Shouldn’t we be showing our staff how much we appreciate them all the time?

Instead of filling their mailboxes with another coffee cup, water bottle, gift card, cake, cupcakes, t-shirt, or 7″ ruler, all things I have received during my career, try giving your staff the gift of time. Cancel a staff meeting and replace it with an email, cover a duty every now and then. They will appreciate that much more than one more trinket passed out during the Hallmark Week.

As a teacher and administrator, the best way my students or staff could show their appreciation was to take what I had taught them and do great things.

I came of age in the 1960’s. My parents and teachers pushed me, and my generation, to question, challenge and change. It was not “taught” to us, it is not a “skill.” It was instilled into us, it is an attitude.

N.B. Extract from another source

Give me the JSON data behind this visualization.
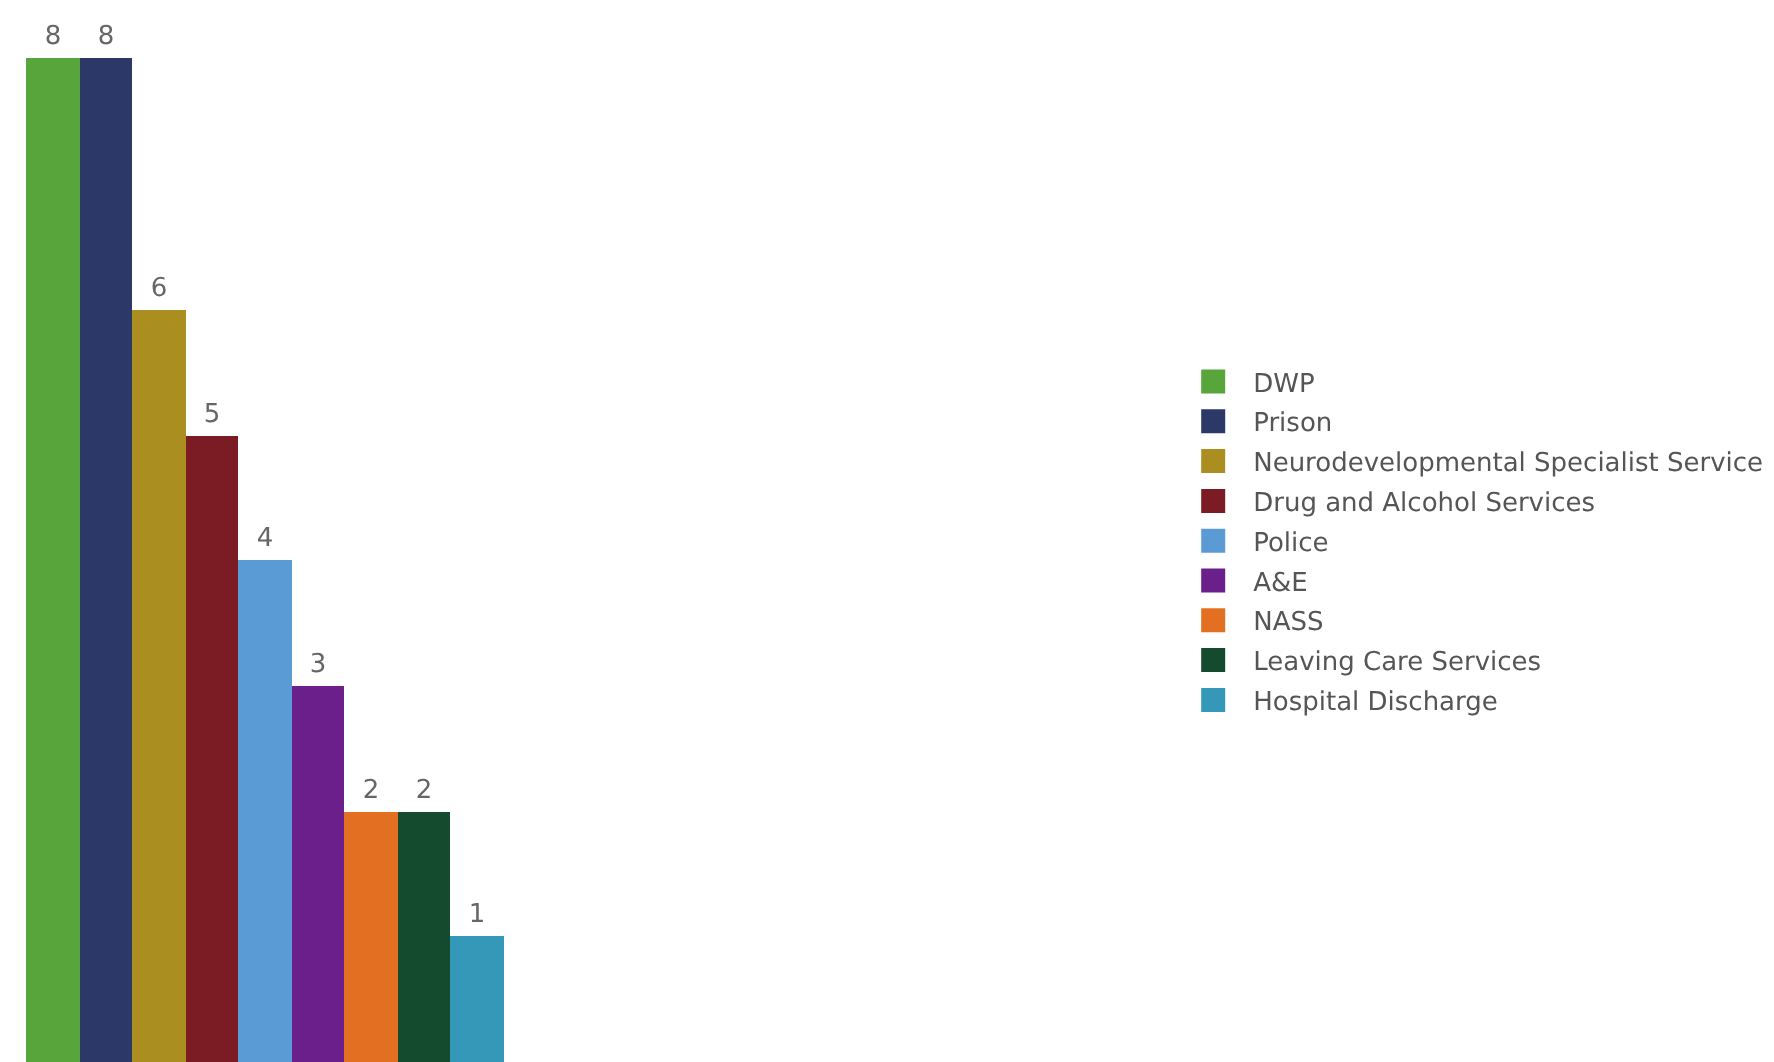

In this time, when blind obedience is expected and demanded, when anything not accepted by those in charge is declared “fake” and not to be believed or trusted, it fills my heart with joy to see a generation of students from schools like Marjory Stoneman Douglas High School and the Highlands Ranch STEM school demand that they be heard, that their agenda take center stage. Their parents, and others in my chosen profession, have instilled the same attitude in them. I am proud to stand with them.

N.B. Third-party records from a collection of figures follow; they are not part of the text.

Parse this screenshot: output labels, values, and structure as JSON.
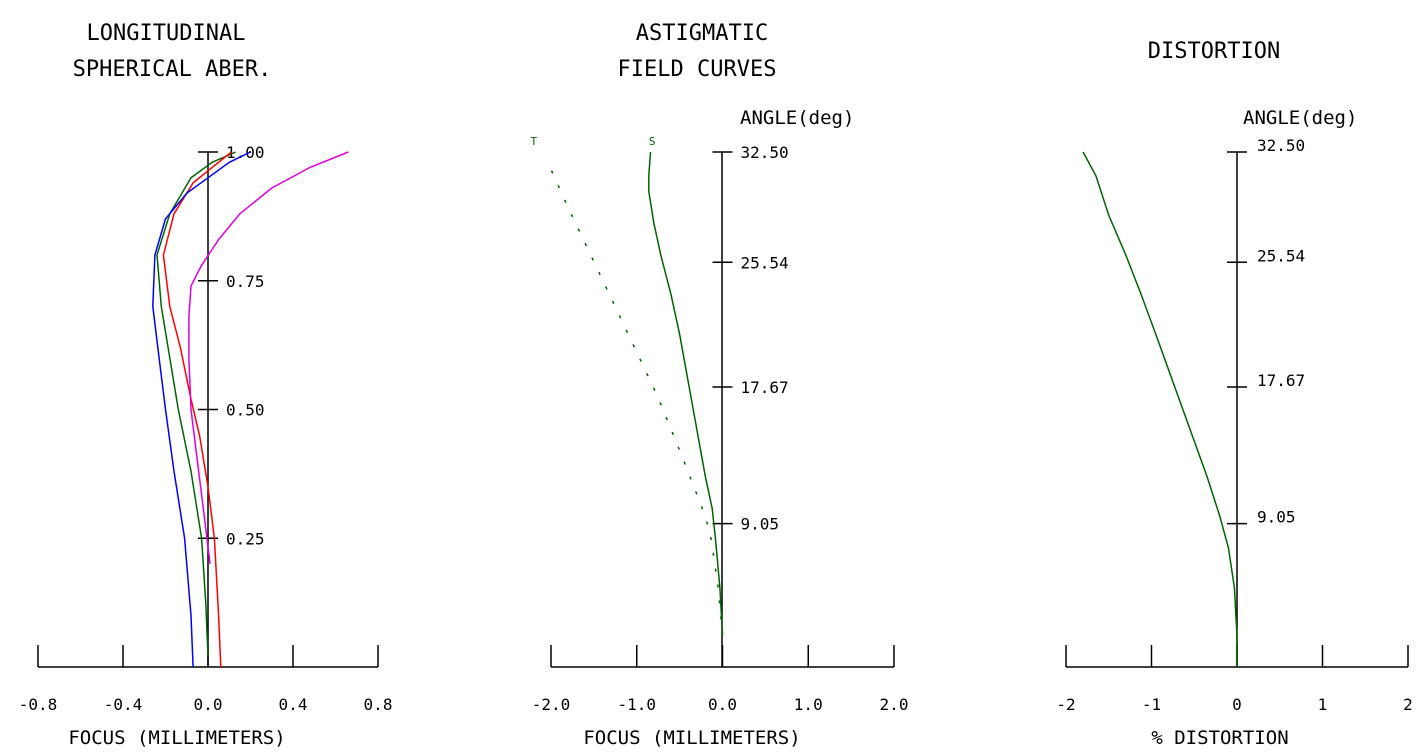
{
  "colors": {
    "axis": "#000000",
    "green": "#006400",
    "red": "#ff0000",
    "blue": "#0000ff",
    "magenta": "#e000e0"
  },
  "chart_data": [
    {
      "type": "line",
      "title": [
        "LONGITUDINAL",
        "SPHERICAL ABER."
      ],
      "xlabel": "FOCUS (MILLIMETERS)",
      "ylabel": "",
      "xlim": [
        -0.8,
        0.8
      ],
      "ylim": [
        0,
        1.0
      ],
      "x_ticks": [
        -0.8,
        -0.4,
        0.0,
        0.4,
        0.8
      ],
      "x_tick_labels": [
        "-0.8",
        "-0.4",
        "0.0",
        "0.4",
        "0.8"
      ],
      "y_ticks": [
        0.25,
        0.5,
        0.75,
        1.0
      ],
      "y_tick_labels": [
        "0.25",
        "0.50",
        "0.75",
        "1.00"
      ],
      "grid": false,
      "series": [
        {
          "color": "#006400",
          "points": [
            [
              0.0,
              0.02
            ],
            [
              -0.01,
              0.12
            ],
            [
              -0.03,
              0.25
            ],
            [
              -0.08,
              0.38
            ],
            [
              -0.14,
              0.5
            ],
            [
              -0.18,
              0.6
            ],
            [
              -0.22,
              0.7
            ],
            [
              -0.24,
              0.8
            ],
            [
              -0.18,
              0.88
            ],
            [
              -0.08,
              0.95
            ],
            [
              0.02,
              0.98
            ],
            [
              0.13,
              1.0
            ]
          ]
        },
        {
          "color": "#ff0000",
          "points": [
            [
              0.06,
              0.0
            ],
            [
              0.05,
              0.1
            ],
            [
              0.03,
              0.25
            ],
            [
              0.0,
              0.35
            ],
            [
              -0.04,
              0.45
            ],
            [
              -0.08,
              0.52
            ],
            [
              -0.13,
              0.62
            ],
            [
              -0.18,
              0.7
            ],
            [
              -0.21,
              0.8
            ],
            [
              -0.16,
              0.88
            ],
            [
              -0.07,
              0.94
            ],
            [
              0.02,
              0.97
            ],
            [
              0.11,
              1.0
            ]
          ]
        },
        {
          "color": "#0000ff",
          "points": [
            [
              -0.07,
              0.0
            ],
            [
              -0.08,
              0.1
            ],
            [
              -0.11,
              0.25
            ],
            [
              -0.16,
              0.38
            ],
            [
              -0.2,
              0.5
            ],
            [
              -0.23,
              0.6
            ],
            [
              -0.26,
              0.7
            ],
            [
              -0.25,
              0.8
            ],
            [
              -0.2,
              0.87
            ],
            [
              -0.1,
              0.92
            ],
            [
              0.0,
              0.95
            ],
            [
              0.1,
              0.98
            ],
            [
              0.2,
              1.0
            ]
          ]
        },
        {
          "color": "#e000e0",
          "points": [
            [
              0.01,
              0.2
            ],
            [
              -0.02,
              0.3
            ],
            [
              -0.05,
              0.4
            ],
            [
              -0.08,
              0.5
            ],
            [
              -0.09,
              0.6
            ],
            [
              -0.09,
              0.68
            ],
            [
              -0.08,
              0.74
            ],
            [
              -0.03,
              0.78
            ],
            [
              0.05,
              0.83
            ],
            [
              0.15,
              0.88
            ],
            [
              0.3,
              0.93
            ],
            [
              0.48,
              0.97
            ],
            [
              0.66,
              1.0
            ]
          ]
        }
      ]
    },
    {
      "type": "line",
      "title": [
        "ASTIGMATIC",
        "FIELD CURVES"
      ],
      "xlabel": "FOCUS (MILLIMETERS)",
      "ylabel": "ANGLE(deg)",
      "xlim": [
        -2.0,
        2.0
      ],
      "ylim": [
        0,
        32.5
      ],
      "x_ticks": [
        -2.0,
        -1.0,
        0.0,
        1.0,
        2.0
      ],
      "x_tick_labels": [
        "-2.0",
        "-1.0",
        "0.0",
        "1.0",
        "2.0"
      ],
      "y_ticks": [
        9.05,
        17.67,
        25.54,
        32.5
      ],
      "y_tick_labels": [
        "9.05",
        "17.67",
        "25.54",
        "32.50"
      ],
      "grid": false,
      "curve_markers": [
        {
          "label": "T",
          "x": -2.2,
          "y": 33.2
        },
        {
          "label": "S",
          "x": -0.82,
          "y": 33.2
        }
      ],
      "series": [
        {
          "label": "S",
          "color": "#006400",
          "dashed": false,
          "points": [
            [
              0.0,
              2.0
            ],
            [
              -0.03,
              5.0
            ],
            [
              -0.08,
              8.0
            ],
            [
              -0.12,
              10.0
            ],
            [
              -0.2,
              12.0
            ],
            [
              -0.3,
              15.0
            ],
            [
              -0.4,
              18.0
            ],
            [
              -0.5,
              21.0
            ],
            [
              -0.6,
              23.5
            ],
            [
              -0.72,
              26.0
            ],
            [
              -0.8,
              28.0
            ],
            [
              -0.86,
              30.0
            ],
            [
              -0.86,
              31.0
            ],
            [
              -0.84,
              32.5
            ]
          ]
        },
        {
          "label": "T",
          "color": "#006400",
          "dashed": true,
          "points": [
            [
              0.0,
              2.0
            ],
            [
              -0.05,
              5.0
            ],
            [
              -0.13,
              8.0
            ],
            [
              -0.2,
              9.5
            ],
            [
              -0.45,
              13.0
            ],
            [
              -0.75,
              17.0
            ],
            [
              -1.1,
              21.0
            ],
            [
              -1.45,
              25.0
            ],
            [
              -1.8,
              29.0
            ],
            [
              -2.05,
              32.0
            ]
          ]
        }
      ]
    },
    {
      "type": "line",
      "title": [
        "DISTORTION"
      ],
      "xlabel": "% DISTORTION",
      "ylabel": "ANGLE(deg)",
      "xlim": [
        -2,
        2
      ],
      "ylim": [
        0,
        32.5
      ],
      "x_ticks": [
        -2,
        -1,
        0,
        1,
        2
      ],
      "x_tick_labels": [
        "-2",
        "-1",
        "0",
        "1",
        "2"
      ],
      "y_ticks": [
        9.05,
        17.67,
        25.54,
        32.5
      ],
      "y_tick_labels": [
        "9.05",
        "17.67",
        "25.54",
        "32.50"
      ],
      "grid": false,
      "series": [
        {
          "color": "#006400",
          "points": [
            [
              0.0,
              0.0
            ],
            [
              0.0,
              2.0
            ],
            [
              -0.03,
              5.0
            ],
            [
              -0.1,
              7.5
            ],
            [
              -0.2,
              9.5
            ],
            [
              -0.35,
              12.0
            ],
            [
              -0.55,
              15.0
            ],
            [
              -0.75,
              18.0
            ],
            [
              -0.95,
              21.0
            ],
            [
              -1.12,
              23.5
            ],
            [
              -1.3,
              26.0
            ],
            [
              -1.5,
              28.5
            ],
            [
              -1.65,
              31.0
            ],
            [
              -1.8,
              32.5
            ]
          ]
        }
      ]
    }
  ]
}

My heart is heavy as school closes this year.

School should be a place where kids prepare for their lives as adults. It should not be a place where too many of them fear they won’t have the chance to become an adult.

The conversations I had with many of our students over the last couple of days were not part of the “curriculum development” classes I took in college. The conversations I have had with many of the same students after each active shooter drill weren’t either. But unfortunately, they have become part of our daily lives.

Kids should not have to make gun laws in schools.

I am looking forward to seeing my students tomorrow. They know that, I get the chance to tell them every afternoon as they leave our building.

I am looking forward to seeing all of my students when we come back to school in August.

I hope they know that.

And I hope all of them walk through our doors.